Good evening. I am looking for a certain router bit and I don't know for sure if it exists or not. The best way I can think of to describe it would be a plunging roundover with an end like a corebox bit. The radius of the tip would match the radius of the roundover - preferably 1/4" radius. I did find a plunge-cutting ogee that cuts a bead in the bottom of the cut except the bead is a smaller radius than the other part. I have been using a plunging roundover bit first and then going over it again with a corebox bit down the center of the groove. Wish I could find one bit that will make both of the cuts in order to keep the corebox groove perfectly centered in the groove made by the roundover.

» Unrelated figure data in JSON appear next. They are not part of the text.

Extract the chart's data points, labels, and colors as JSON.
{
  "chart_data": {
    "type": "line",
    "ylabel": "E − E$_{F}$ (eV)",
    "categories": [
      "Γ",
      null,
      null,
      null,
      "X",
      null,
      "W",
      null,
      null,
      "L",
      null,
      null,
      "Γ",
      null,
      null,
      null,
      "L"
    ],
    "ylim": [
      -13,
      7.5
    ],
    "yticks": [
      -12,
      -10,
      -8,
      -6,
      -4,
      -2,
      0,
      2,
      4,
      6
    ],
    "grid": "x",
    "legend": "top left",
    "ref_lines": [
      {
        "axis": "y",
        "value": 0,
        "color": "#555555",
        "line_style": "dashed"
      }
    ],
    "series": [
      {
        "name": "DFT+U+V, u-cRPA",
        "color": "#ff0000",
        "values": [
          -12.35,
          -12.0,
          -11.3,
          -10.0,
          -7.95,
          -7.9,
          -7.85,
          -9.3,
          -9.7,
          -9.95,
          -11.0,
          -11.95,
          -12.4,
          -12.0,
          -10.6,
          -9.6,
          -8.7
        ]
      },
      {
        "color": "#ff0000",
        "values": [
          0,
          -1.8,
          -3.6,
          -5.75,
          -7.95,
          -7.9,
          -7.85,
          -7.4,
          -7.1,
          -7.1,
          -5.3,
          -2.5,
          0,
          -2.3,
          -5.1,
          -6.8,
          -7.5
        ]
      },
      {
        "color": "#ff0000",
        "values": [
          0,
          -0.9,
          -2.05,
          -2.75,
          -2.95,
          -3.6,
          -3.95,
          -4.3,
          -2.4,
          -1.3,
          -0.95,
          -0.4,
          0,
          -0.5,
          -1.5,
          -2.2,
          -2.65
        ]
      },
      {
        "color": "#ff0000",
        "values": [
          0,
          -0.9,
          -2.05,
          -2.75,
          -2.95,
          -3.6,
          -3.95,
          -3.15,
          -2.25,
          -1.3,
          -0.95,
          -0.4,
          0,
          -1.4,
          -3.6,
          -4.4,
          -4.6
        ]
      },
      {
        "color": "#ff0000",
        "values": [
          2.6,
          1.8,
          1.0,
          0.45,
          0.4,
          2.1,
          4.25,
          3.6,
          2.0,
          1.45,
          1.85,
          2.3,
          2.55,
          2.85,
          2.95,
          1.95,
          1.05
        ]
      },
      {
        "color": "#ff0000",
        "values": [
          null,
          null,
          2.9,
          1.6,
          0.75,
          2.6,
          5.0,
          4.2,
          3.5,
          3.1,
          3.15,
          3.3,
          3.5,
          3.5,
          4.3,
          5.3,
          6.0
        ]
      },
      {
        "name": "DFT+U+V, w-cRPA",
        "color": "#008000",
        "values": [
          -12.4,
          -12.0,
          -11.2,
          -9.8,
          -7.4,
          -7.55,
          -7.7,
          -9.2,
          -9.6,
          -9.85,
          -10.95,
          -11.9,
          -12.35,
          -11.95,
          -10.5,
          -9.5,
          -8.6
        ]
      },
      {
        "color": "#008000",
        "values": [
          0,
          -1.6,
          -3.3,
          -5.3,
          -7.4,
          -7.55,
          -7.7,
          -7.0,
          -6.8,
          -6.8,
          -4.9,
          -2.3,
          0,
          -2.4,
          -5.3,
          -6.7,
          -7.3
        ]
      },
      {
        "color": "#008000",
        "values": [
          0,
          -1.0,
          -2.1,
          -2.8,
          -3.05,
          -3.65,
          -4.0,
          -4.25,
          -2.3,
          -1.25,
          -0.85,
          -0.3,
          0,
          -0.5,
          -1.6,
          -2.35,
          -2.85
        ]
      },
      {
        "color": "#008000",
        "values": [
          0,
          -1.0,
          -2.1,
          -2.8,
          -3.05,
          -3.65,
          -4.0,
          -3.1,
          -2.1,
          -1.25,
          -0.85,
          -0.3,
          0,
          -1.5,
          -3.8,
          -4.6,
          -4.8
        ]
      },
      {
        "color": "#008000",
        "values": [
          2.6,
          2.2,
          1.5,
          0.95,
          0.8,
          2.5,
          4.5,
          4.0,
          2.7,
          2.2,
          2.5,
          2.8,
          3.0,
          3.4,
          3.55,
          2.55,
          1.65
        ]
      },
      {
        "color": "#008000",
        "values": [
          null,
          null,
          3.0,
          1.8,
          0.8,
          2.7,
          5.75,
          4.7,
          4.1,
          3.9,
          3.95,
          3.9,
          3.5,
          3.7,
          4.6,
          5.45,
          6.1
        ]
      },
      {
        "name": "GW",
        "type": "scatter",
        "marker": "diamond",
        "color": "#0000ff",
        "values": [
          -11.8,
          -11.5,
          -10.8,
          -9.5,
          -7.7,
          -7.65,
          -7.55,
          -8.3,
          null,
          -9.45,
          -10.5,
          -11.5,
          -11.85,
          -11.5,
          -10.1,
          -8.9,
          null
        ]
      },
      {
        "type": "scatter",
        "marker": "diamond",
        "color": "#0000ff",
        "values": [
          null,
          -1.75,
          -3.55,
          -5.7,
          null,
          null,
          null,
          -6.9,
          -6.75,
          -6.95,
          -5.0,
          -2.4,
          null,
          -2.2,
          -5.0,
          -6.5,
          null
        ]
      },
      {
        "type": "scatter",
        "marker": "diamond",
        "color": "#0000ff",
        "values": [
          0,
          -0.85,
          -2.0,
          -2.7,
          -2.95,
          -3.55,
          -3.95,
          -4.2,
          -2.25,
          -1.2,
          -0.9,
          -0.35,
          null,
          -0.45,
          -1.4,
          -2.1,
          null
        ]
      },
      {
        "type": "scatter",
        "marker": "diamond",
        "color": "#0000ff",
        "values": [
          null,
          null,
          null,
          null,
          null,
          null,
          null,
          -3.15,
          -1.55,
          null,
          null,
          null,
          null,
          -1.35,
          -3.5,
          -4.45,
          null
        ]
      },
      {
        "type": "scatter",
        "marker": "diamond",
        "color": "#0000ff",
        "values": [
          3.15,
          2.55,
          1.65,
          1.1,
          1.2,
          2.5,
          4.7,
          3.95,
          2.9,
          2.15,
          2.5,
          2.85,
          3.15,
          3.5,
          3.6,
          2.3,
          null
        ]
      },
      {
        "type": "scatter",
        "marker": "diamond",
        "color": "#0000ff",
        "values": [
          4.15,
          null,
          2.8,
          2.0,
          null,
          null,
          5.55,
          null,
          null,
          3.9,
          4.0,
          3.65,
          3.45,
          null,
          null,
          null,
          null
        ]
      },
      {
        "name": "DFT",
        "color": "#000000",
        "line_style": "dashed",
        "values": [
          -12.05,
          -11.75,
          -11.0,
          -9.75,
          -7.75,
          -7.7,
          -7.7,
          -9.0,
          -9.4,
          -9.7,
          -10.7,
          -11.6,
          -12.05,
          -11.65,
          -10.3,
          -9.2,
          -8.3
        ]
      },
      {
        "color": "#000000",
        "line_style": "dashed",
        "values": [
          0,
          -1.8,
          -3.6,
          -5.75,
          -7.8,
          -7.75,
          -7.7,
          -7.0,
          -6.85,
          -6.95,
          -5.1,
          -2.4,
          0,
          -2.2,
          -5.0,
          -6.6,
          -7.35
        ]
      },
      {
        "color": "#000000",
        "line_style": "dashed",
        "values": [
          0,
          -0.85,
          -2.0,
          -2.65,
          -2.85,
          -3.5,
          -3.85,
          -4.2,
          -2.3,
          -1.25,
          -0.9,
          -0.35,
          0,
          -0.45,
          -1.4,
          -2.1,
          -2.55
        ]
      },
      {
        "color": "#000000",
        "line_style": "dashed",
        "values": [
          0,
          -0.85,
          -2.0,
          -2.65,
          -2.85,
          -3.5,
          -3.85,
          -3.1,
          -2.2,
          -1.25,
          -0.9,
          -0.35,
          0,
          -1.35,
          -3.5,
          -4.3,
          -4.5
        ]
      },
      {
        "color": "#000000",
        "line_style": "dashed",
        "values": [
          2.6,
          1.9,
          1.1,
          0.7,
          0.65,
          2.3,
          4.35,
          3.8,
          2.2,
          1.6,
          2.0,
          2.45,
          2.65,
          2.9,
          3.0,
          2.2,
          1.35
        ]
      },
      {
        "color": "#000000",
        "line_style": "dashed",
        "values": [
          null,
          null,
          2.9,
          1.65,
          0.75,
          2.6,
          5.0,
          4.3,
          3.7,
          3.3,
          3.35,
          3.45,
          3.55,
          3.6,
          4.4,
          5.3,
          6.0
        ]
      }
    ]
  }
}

This is for decorative grille work where the profile of the cut goes a little over halfway through the thickness and is done on both sides of the wood leaving holes where the grooves intersect

Thanks for any input!


----------



## bobj3 (Jan 17, 2006)

Hi Steve

Maybe below

C1680 Classical Plunge Pattern Bit, 1/4" Shank
Grizzly.com® -- Product Categories

==========



Steve Garrison said:


> Good evening. I am looking for a certain router bit and I don't know for sure if it exists or not. The best way I can think of to describe it would be a plunging roundover with an end like a corebox bit. The radius of the tip would match the radius of the roundover - preferably 1/4" radius. I did find a plunge-cutting ogee that cuts a bead in the bottom of the cut except the bead is a smaller radius than the other part. I have been using a plunging roundover bit first and then going over it again with a corebox bit down the center of the groove. Wish I could find one bit that will make both of the cuts in order to keep the corebox groove perfectly centered in the groove made by the roundover.
> 
> This is for decorative grille work where the profile of the cut goes a little over halfway through the thickness and is done on both sides of the wood leaving holes where the grooves intersect
> 
> Thanks for any input!


----------



## BigJimAK (Mar 13, 2009)

Here's another option tho BJ's is a better match.


----------



## Steve Garrison (Apr 19, 2009)

Some of those are close to what I need - I drew a picture of what I am looking for:


----------



## RustyW (Dec 28, 2005)

How about this one.

Groove Forming - Fluted Round Nose Bits


----------



## Steve Garrison (Apr 19, 2009)

Thanks Rusty! That one is half the size of the profile I drew, but it will still work on a smaller scale. USA made too :yes4:

Steve


----------